Testifying in Congress[edit]
Hassan has advised officials in the United States and the Middle East. In June 2016, Hassan testified before the US Senate Homeland Security and Governmental Affairs Committee on the extremist ideology of ISIS,[27][28] a widely covered hearing.[29][30][31][32] In February 2017, he testified before the House Foreign Affairs Committee on defeating terrorism in Syria.[33]
Publications[edit]
Books[edit]
In 2015, Hassan authored a book with Michael Weiss on the rise of the militant group ISIS, titled ISIS: Inside the Army of Terror.[34] His book was chosen by The Wall Street Journal as one of 10 must-read works on the evolution of terrorism in the Middle East,[35] one of the London Times' Best Books of 2015,[36] and The New York Times Editors' Choice in April 2015.[37] The book was reviewed favorably twice in The New York Times,[38][39] The Guardian,[40] and The Wall Street Journal.[41] The Times' chief book critic, Michiko Kakutani, said the book gave readers "a fine-grained look at the organization’s evolution through assorted incarnations."[42] It has been translated into over a dozen languages.[11]
On December 24, 2019, Hassan published his translation of a speech of Abu Mohammad al-Julani, the commander-in-chief of the Syrian militant group Tahrir al-Sham, the successor organisation of the Syrian branch of al-Qaeda.[43]
New Lines Magazine[edit]
Hassan founded New Lines Magazine, a global affairs magazine, in October 2020. Since then, he has acted as its editor-in-chief.[44] The magazine was initially launched by the New Lines Institute for Strategy and Policy to showcase the best writing from the Middle East. Hassan told the Reuters Institute in 2021 that the magazine was launched in response to Western journalists’ reliance on outdated views of the Middle East, which pervades coverage of the region.[45]

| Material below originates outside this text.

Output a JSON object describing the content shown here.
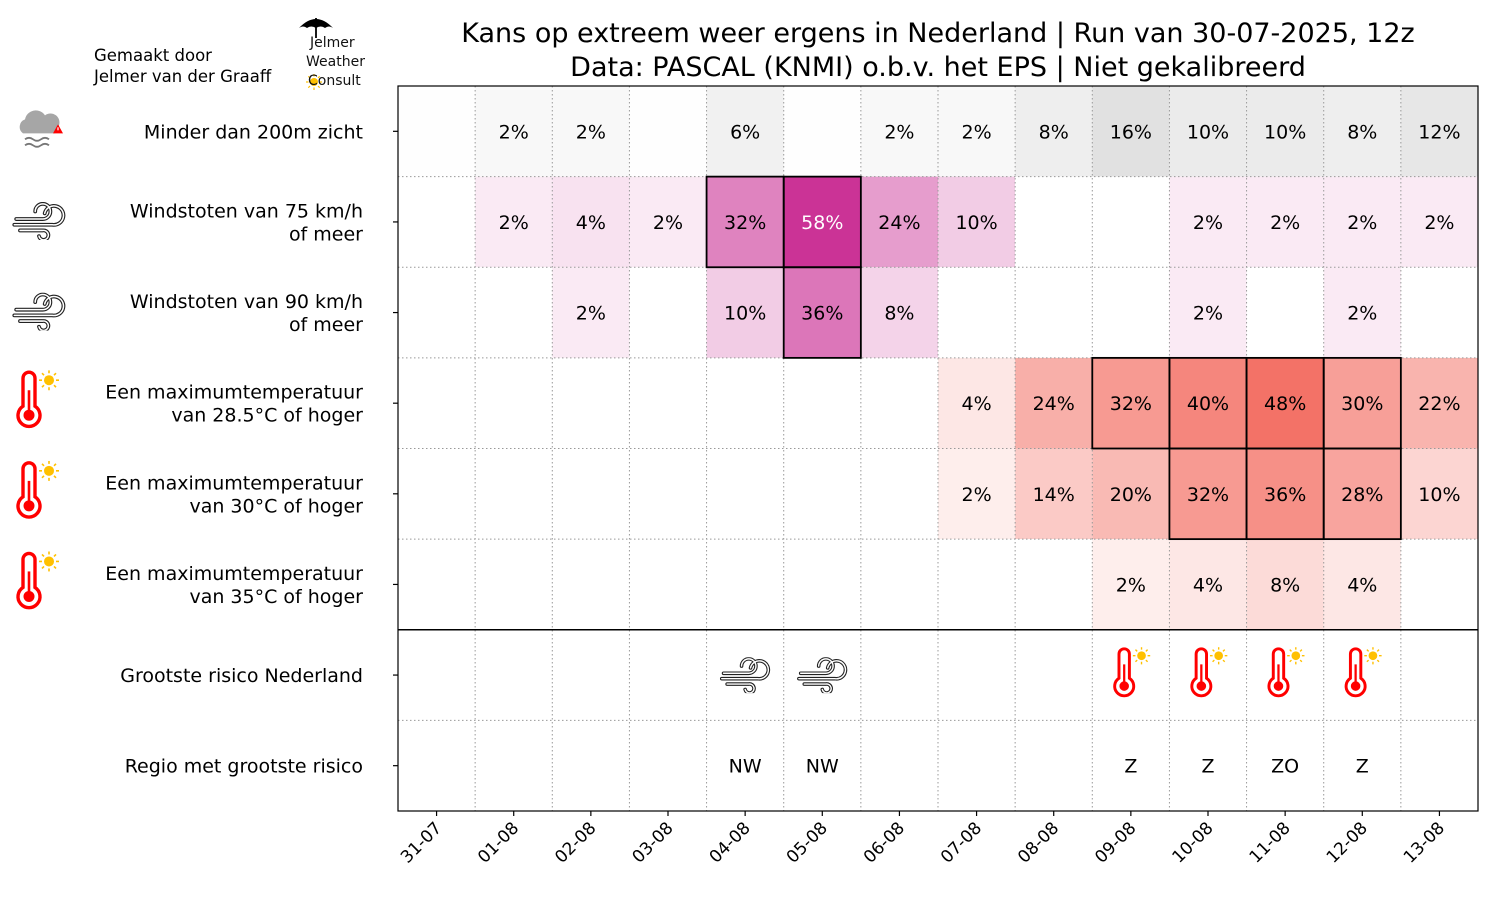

In September 2022, Hassan announced that the magazine was broadening its coverage to publish stories from around the world.[46]
Harvard University’s Nieman Lab describes New Lines Magazine’s mission as “to serve audiences that want to read long-form, narrative journalism,” with an emphasis on "local reporting from journalists and experts".[47] The magazine has featured regular contributions by journalists like Clarissa Ward,[48] Arwa Damon[49] or Hala Gorani,[50] and public figures like former U.S. diplomat Robert Ford,[51] Syrian intellectual Mustafa Khalifa[52] or musician Alex Skolnick.[53]